Tournament information
- Dates: 8–14 October 2012
- Venue: Citywest Hotel
- Location: Dublin, Ireland
- Organisation(s): Professional Darts Corporation (PDC)
- Format: Sets "double in, double out"
- Prize fund: £350,000
- Winner's share: £100,000
- High checkout: 170; Adrian Lewis; Brendan Dolan;

Champion(s)
- Michael van Gerwen (NED)

= 2012 World Grand Prix (darts) =

The 2012 PartyPoker.com World Grand Prix was the fifteenth staging of the World Grand Prix.
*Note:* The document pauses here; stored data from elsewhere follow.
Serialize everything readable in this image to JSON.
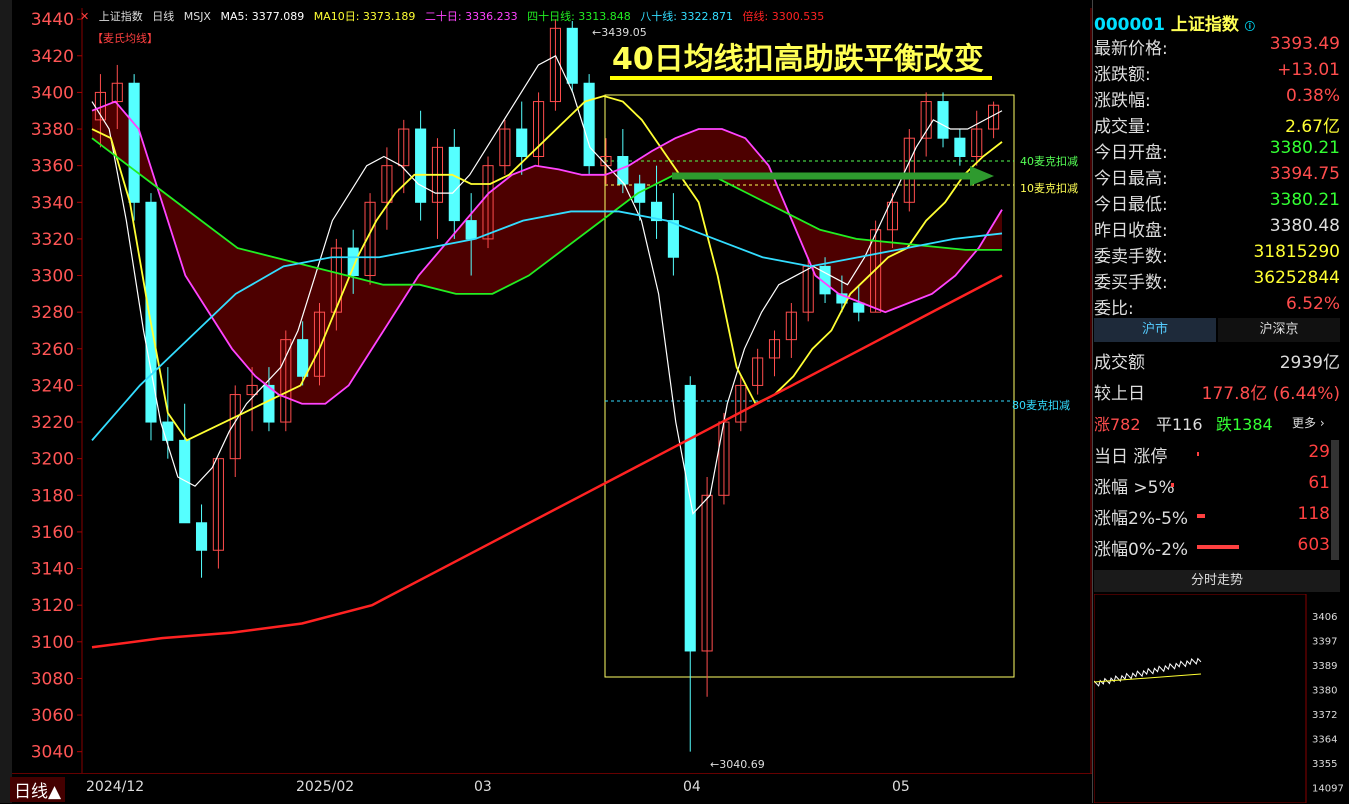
{
  "chart": {
    "legend": {
      "name": "上证指数",
      "period": "日线",
      "indicator": "MSJX",
      "ma5": "MA5: 3377.089",
      "ma10": "MA10日: 3373.189",
      "ma20": "二十日: 3336.233",
      "ma40": "四十日线: 3313.848",
      "ma80": "八十线: 3322.871",
      "ma250": "倍线: 3300.535"
    },
    "ma_tag": "【麦氏均线】",
    "annotation": "40日均线扣高助跌平衡改变",
    "labels": {
      "high_price": "3439.05",
      "low_price": "3040.69",
      "deduct40": "40麦克扣减",
      "deduct10": "10麦克扣减",
      "deduct80": "80麦克扣减"
    },
    "y_ticks": [
      "3440",
      "3420",
      "3400",
      "3380",
      "3360",
      "3340",
      "3320",
      "3300",
      "3280",
      "3260",
      "3240",
      "3220",
      "3200",
      "3180",
      "3160",
      "3140",
      "3120",
      "3100",
      "3080",
      "3060",
      "3040"
    ],
    "x_labels": [
      "2024/12",
      "2025/02",
      "03",
      "04",
      "05"
    ],
    "period_button": "日线▲",
    "colors": {
      "up": "#ff4d4d",
      "down": "#55ffff",
      "ma5": "#ffffff",
      "ma10": "#ffff33",
      "ma20": "#ff44ff",
      "ma40": "#22ee22",
      "ma80": "#33ddff",
      "ma250": "#ff2222",
      "fill_up": "#5a0000",
      "fill_down": "#0a0f5a"
    }
  },
  "chart_data": {
    "type": "candlestick",
    "y_range": [
      3030,
      3445
    ],
    "candles_ohlc_approx": [
      [
        3385,
        3410,
        3370,
        3400
      ],
      [
        3395,
        3415,
        3380,
        3405
      ],
      [
        3405,
        3410,
        3330,
        3340
      ],
      [
        3340,
        3345,
        3210,
        3220
      ],
      [
        3220,
        3250,
        3200,
        3210
      ],
      [
        3210,
        3230,
        3175,
        3165
      ],
      [
        3165,
        3175,
        3135,
        3150
      ],
      [
        3150,
        3200,
        3140,
        3200
      ],
      [
        3200,
        3240,
        3190,
        3235
      ],
      [
        3235,
        3250,
        3215,
        3240
      ],
      [
        3240,
        3250,
        3215,
        3220
      ],
      [
        3220,
        3270,
        3215,
        3265
      ],
      [
        3265,
        3275,
        3240,
        3245
      ],
      [
        3245,
        3285,
        3240,
        3280
      ],
      [
        3280,
        3320,
        3270,
        3315
      ],
      [
        3315,
        3325,
        3290,
        3300
      ],
      [
        3300,
        3345,
        3295,
        3340
      ],
      [
        3340,
        3370,
        3325,
        3360
      ],
      [
        3360,
        3385,
        3345,
        3380
      ],
      [
        3380,
        3390,
        3330,
        3340
      ],
      [
        3340,
        3375,
        3320,
        3370
      ],
      [
        3370,
        3380,
        3320,
        3330
      ],
      [
        3330,
        3345,
        3300,
        3320
      ],
      [
        3320,
        3365,
        3315,
        3360
      ],
      [
        3360,
        3385,
        3355,
        3380
      ],
      [
        3380,
        3395,
        3355,
        3365
      ],
      [
        3365,
        3400,
        3360,
        3395
      ],
      [
        3395,
        3440,
        3390,
        3435
      ],
      [
        3435,
        3439,
        3400,
        3405
      ],
      [
        3405,
        3410,
        3355,
        3360
      ],
      [
        3360,
        3375,
        3350,
        3365
      ],
      [
        3365,
        3380,
        3345,
        3350
      ],
      [
        3350,
        3355,
        3330,
        3340
      ],
      [
        3340,
        3360,
        3320,
        3330
      ],
      [
        3330,
        3345,
        3300,
        3310
      ],
      [
        3240,
        3245,
        3040,
        3095
      ],
      [
        3095,
        3190,
        3070,
        3180
      ],
      [
        3180,
        3225,
        3175,
        3220
      ],
      [
        3220,
        3245,
        3215,
        3240
      ],
      [
        3240,
        3260,
        3235,
        3255
      ],
      [
        3255,
        3270,
        3245,
        3265
      ],
      [
        3265,
        3285,
        3255,
        3280
      ],
      [
        3280,
        3310,
        3275,
        3305
      ],
      [
        3305,
        3310,
        3285,
        3290
      ],
      [
        3290,
        3300,
        3280,
        3285
      ],
      [
        3285,
        3295,
        3275,
        3280
      ],
      [
        3280,
        3330,
        3280,
        3325
      ],
      [
        3325,
        3345,
        3315,
        3340
      ],
      [
        3340,
        3380,
        3335,
        3375
      ],
      [
        3375,
        3400,
        3365,
        3395
      ],
      [
        3395,
        3400,
        3370,
        3375
      ],
      [
        3375,
        3380,
        3360,
        3365
      ],
      [
        3365,
        3390,
        3360,
        3380
      ],
      [
        3380,
        3395,
        3375,
        3393
      ]
    ],
    "series": [
      {
        "name": "MA5",
        "values": [
          3395,
          3380,
          3330,
          3270,
          3220,
          3190,
          3185,
          3195,
          3215,
          3230,
          3240,
          3250,
          3270,
          3300,
          3330,
          3345,
          3360,
          3365,
          3360,
          3350,
          3345,
          3345,
          3355,
          3370,
          3385,
          3400,
          3415,
          3420,
          3400,
          3370,
          3360,
          3350,
          3330,
          3290,
          3220,
          3170,
          3180,
          3230,
          3260,
          3280,
          3295,
          3300,
          3305,
          3300,
          3295,
          3310,
          3330,
          3350,
          3370,
          3385,
          3380,
          3380,
          3385,
          3390
        ]
      },
      {
        "name": "MA10",
        "values": [
          3380,
          3375,
          3340,
          3280,
          3225,
          3210,
          3215,
          3220,
          3225,
          3230,
          3235,
          3240,
          3260,
          3285,
          3310,
          3330,
          3345,
          3355,
          3355,
          3355,
          3350,
          3350,
          3355,
          3365,
          3375,
          3385,
          3395,
          3398,
          3395,
          3385,
          3370,
          3355,
          3340,
          3300,
          3250,
          3230,
          3235,
          3245,
          3260,
          3270,
          3290,
          3300,
          3310,
          3315,
          3330,
          3340,
          3355,
          3365,
          3373
        ]
      },
      {
        "name": "二十日",
        "values": [
          3390,
          3395,
          3380,
          3340,
          3300,
          3280,
          3260,
          3245,
          3235,
          3230,
          3230,
          3240,
          3260,
          3280,
          3300,
          3315,
          3330,
          3345,
          3355,
          3360,
          3358,
          3355,
          3355,
          3360,
          3368,
          3375,
          3380,
          3380,
          3375,
          3360,
          3330,
          3300,
          3290,
          3285,
          3280,
          3285,
          3290,
          3300,
          3315,
          3336
        ]
      },
      {
        "name": "四十日线",
        "values": [
          3375,
          3360,
          3345,
          3330,
          3315,
          3310,
          3305,
          3300,
          3295,
          3295,
          3290,
          3290,
          3300,
          3315,
          3330,
          3345,
          3355,
          3355,
          3345,
          3335,
          3325,
          3320,
          3318,
          3316,
          3314,
          3314
        ]
      },
      {
        "name": "八十线",
        "values": [
          3210,
          3240,
          3265,
          3290,
          3305,
          3310,
          3310,
          3315,
          3320,
          3330,
          3335,
          3335,
          3330,
          3320,
          3310,
          3305,
          3310,
          3315,
          3320,
          3323
        ]
      },
      {
        "name": "倍线",
        "values": [
          3097,
          3102,
          3105,
          3110,
          3120,
          3140,
          3160,
          3180,
          3200,
          3220,
          3240,
          3260,
          3280,
          3300
        ]
      }
    ]
  },
  "sidebar": {
    "code": "000001",
    "name": "上证指数",
    "quotes": [
      {
        "label": "最新价格:",
        "value": "3393.49",
        "color": "#ff4d4d"
      },
      {
        "label": "涨跌额:",
        "value": "+13.01",
        "color": "#ff4d4d"
      },
      {
        "label": "涨跌幅:",
        "value": "0.38%",
        "color": "#ff4d4d"
      },
      {
        "label": "成交量:",
        "value": "2.67亿",
        "color": "#ffff33"
      },
      {
        "label": "今日开盘:",
        "value": "3380.21",
        "color": "#33ff33"
      },
      {
        "label": "今日最高:",
        "value": "3394.75",
        "color": "#ff4d4d"
      },
      {
        "label": "今日最低:",
        "value": "3380.21",
        "color": "#33ff33"
      },
      {
        "label": "昨日收盘:",
        "value": "3380.48",
        "color": "#dddddd"
      },
      {
        "label": "委卖手数:",
        "value": "31815290",
        "color": "#ffff33"
      },
      {
        "label": "委买手数:",
        "value": "36252844",
        "color": "#ffff33"
      },
      {
        "label": "委比:",
        "value": "6.52%",
        "color": "#ff4d4d"
      }
    ],
    "tabs": [
      "沪市",
      "沪深京"
    ],
    "turnover_label": "成交额",
    "turnover_value": "2939亿",
    "vs_prev_label": "较上日",
    "vs_prev_value": "177.8亿 (6.44%)",
    "breadth": {
      "up": "涨782",
      "flat": "平116",
      "down": "跌1384",
      "more": "更多 ›"
    },
    "bars": [
      {
        "label": "当日 涨停",
        "value": "29",
        "fraction": 0.01
      },
      {
        "label": "涨幅 >5%",
        "value": "61",
        "fraction": 0.02
      },
      {
        "label": "涨幅2%-5%",
        "value": "118",
        "fraction": 0.06
      },
      {
        "label": "涨幅0%-2%",
        "value": "603",
        "fraction": 0.3
      }
    ],
    "mini_chart": {
      "title": "分时走势",
      "y_ticks": [
        "3406",
        "3397",
        "3389",
        "3380",
        "3372",
        "3364",
        "3355",
        "14097"
      ]
    }
  }
}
It was played from 8 to 14 October 2012 at the Citywest Hotel in Dublin, Ireland.

Phil Taylor was the defending champion, but he lost 2–3 to Robert Thornton in the second round.

The final was won by Michael van Gerwen, who won his first major title by defeating Mervyn King 6–4.

==Prize money==
The total prize fund is £350,000. The following is the breakdown of the fund:

| Position (num. of players) |  | Prize money (Total: £350,000) |
|---|---|---|
| Winner | (1) | £100,000 |
| Runner-Up | (1) | £40,000 |
| Semi-finalists | (2) | £20,000 |
| Quarter-finalists | (4) | £12,500 |
| Second round losers | (8) | £7,000 |
| First round losers | (16) | £4,000 |

==Qualification==
The field of 32 players were made up from the top 16 in the PDC Order of Merit on September 16. The remaining 16 places went to the top 14 non-qualified players from the ProTour Order of Merit and then to the top 2 non-qualified residents of the Republic of Ireland and Northern Ireland from the 2012 ProTour Order of Merit.

| PDC Top 16 # ENG Phil Taylor (second round) # ENG Adrian Lewis (second round) # ENG James Wade (first round) # SCO Gary Anderson (first round) # ENG Wes Newton (semi-finals) # ENG Andy Hamilton (quarter-finals) # AUS Simon Whitlock (first round) # ENG Terry Jenkins (first round) # WAL Mark Webster (first round) # NED Raymond van Barneveld (first round) # ENG Justin Pipe (quarter-finals) # ENG Kevin Painter (second round) # ENG Dave Chisnall (second round) # ENG Ronnie Baxter (first round) # ENG Mark Walsh (first round) # AUS Paul Nicholson (quarter-finals) | | PDPA Players Championship qualifiers # NED Michael van Gerwen (winner) # ENG Ian White (second round) # BEL Kim Huybrechts (first round) # ENG Colin Lloyd (first round) # WAL Richie Burnett (first round) # ENG Mervyn King (runner-up) # ENG Andy Smith (first round) # NIR Brendan Dolan (semi-finals) # SCO Robert Thornton (quarter-finals) # NED Vincent van der Voort (second round) # ENG Michael Smith (first round) # ENG Colin Osborne (second round) # ENG Dean Winstanley (first round) # ENG Steve Beaton (second round) | | Irish qualifiers #NIR Mickey Mansell (first round) # IRL William O'Connor (first round) |

==Draw==
The draw was made on 23 September 2012. The distance in the quarter-finals were reduced from best of 7 sets to best of 5 sets to end the night earlier.

==Television coverage and sponsorship==
The tournament was screened by Sky Sports in high definition.

PartyPoker.com sponsored the event for the second time.